最後近くで、「フェミニズムは構築主義が理解できる知的エリートの独占物になってしまった」ので「(母性を生きがいにしているような多くの人に)きわめて冷淡な思想になってしまった」とあります。フェミニズムにとっての武器として構築主義が不可欠だとしても、この嘆きに共感する人は多いのではないでしょうか。
この本は、(大学の先生御用達の)有斐閣選書なだけあって、学術的で難解な部分がある。でも、少女漫画分析や摂食障害事例、ベビーM事件などの具体例を出していてあきさせない。
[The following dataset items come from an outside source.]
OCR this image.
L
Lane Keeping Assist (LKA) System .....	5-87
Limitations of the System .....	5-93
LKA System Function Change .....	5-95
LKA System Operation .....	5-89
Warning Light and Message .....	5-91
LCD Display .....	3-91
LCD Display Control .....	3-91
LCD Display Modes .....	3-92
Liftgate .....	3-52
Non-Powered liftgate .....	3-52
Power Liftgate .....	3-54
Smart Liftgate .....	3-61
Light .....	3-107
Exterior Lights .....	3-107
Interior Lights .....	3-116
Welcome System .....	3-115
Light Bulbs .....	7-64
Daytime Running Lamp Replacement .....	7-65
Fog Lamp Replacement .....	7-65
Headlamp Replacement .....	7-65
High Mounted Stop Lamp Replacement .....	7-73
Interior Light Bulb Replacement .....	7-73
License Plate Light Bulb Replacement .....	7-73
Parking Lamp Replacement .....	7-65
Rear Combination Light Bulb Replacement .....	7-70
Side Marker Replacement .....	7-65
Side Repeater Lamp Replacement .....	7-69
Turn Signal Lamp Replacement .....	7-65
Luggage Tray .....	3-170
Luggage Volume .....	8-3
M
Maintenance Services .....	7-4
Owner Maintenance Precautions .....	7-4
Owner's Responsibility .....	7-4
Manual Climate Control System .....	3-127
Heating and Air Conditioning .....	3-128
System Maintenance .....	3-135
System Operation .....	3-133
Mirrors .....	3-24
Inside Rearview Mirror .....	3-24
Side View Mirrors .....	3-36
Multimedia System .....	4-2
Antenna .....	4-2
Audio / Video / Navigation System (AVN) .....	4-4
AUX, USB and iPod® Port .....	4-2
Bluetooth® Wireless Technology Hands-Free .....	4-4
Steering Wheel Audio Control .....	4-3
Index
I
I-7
特筆すべきは、読者が限られているためか、けっこう「そんなん言っちゃってもいいの?」的なことをはっきり書いている点だ。例として「『ヤンキー』早婚の法則」(母親から十分な愛情を受けなかった娘が、早婚で母になり、また十分な愛情を娘に与えてやれず、「ヤンキー」の悪循環が起こる)などがある。
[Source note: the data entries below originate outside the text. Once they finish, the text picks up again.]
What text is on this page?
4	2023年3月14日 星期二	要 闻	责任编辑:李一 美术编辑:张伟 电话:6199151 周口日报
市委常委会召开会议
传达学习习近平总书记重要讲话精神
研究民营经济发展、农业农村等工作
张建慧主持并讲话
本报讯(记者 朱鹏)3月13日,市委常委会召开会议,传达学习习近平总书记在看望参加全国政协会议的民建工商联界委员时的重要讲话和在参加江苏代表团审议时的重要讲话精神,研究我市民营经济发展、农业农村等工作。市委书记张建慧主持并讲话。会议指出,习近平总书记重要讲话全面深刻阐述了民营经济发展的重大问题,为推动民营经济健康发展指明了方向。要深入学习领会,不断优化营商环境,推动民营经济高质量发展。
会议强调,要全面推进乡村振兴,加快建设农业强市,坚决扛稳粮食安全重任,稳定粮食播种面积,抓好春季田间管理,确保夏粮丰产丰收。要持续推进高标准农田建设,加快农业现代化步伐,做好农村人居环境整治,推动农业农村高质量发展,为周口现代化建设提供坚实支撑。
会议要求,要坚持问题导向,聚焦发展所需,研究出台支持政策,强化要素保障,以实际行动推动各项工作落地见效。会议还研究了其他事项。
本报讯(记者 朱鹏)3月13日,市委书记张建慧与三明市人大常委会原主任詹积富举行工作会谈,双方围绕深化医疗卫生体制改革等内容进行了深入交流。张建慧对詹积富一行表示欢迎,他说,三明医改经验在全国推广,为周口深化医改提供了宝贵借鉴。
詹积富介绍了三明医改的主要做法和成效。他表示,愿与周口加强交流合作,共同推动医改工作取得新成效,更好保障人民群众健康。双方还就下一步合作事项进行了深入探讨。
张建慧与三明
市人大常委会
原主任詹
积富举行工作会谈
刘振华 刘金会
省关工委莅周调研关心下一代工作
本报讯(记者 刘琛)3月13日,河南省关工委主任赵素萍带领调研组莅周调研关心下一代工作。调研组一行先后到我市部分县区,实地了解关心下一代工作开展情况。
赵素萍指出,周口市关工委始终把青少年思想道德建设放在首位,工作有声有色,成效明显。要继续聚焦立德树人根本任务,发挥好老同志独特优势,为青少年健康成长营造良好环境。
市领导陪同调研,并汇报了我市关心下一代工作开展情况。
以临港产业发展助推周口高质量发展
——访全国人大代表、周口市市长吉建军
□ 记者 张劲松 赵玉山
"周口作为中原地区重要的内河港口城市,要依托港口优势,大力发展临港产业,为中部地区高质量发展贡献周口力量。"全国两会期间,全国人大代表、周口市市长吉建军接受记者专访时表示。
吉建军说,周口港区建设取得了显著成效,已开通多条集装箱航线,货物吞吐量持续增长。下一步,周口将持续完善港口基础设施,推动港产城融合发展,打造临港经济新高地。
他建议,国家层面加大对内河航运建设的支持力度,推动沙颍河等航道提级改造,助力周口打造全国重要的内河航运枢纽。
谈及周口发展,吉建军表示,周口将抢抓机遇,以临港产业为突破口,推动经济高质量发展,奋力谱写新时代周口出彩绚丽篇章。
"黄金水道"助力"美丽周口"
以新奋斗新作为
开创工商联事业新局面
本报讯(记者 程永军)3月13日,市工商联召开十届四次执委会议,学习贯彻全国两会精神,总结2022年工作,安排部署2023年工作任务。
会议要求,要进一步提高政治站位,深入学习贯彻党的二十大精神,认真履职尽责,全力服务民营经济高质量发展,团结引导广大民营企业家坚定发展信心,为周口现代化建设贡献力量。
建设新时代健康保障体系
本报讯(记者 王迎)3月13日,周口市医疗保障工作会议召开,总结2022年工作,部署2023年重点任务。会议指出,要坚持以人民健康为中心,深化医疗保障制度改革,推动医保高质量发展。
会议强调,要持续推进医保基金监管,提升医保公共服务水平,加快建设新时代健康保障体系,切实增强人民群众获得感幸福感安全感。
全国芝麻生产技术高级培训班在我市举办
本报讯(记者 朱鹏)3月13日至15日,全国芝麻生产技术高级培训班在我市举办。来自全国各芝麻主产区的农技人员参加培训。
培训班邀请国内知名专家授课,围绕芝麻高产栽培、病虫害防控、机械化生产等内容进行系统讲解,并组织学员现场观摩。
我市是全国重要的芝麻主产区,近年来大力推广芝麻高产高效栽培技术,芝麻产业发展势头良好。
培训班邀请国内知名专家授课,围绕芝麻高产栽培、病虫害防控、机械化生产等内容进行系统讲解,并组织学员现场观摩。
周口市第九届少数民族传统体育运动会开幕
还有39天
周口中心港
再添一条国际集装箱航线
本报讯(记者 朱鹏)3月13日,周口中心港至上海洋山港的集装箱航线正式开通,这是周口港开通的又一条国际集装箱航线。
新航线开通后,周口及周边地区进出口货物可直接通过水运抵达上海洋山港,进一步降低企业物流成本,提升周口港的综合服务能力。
性同一障害についての記述で「当事者の立場は尊重するという前提に立って、あえて私が問いたいのは、ジェンダーが不快である場合、改変すべきは身体ではなく、ジェンダー社会の方ではないかということです」という主張に同感だ。その苦しみは本人でないとわからないのかもしれないが、戸籍や身体を改変してまで、「男」「女」というカテゴリーに入ることは幸せにつながるのだろうか?もっと自由な生き方はないのだろうかと疑問に感じてきた。何がベストかは今だわからないが、自らのセクシャリティとジェンダーについても同様に考えて見るべきなのだろう。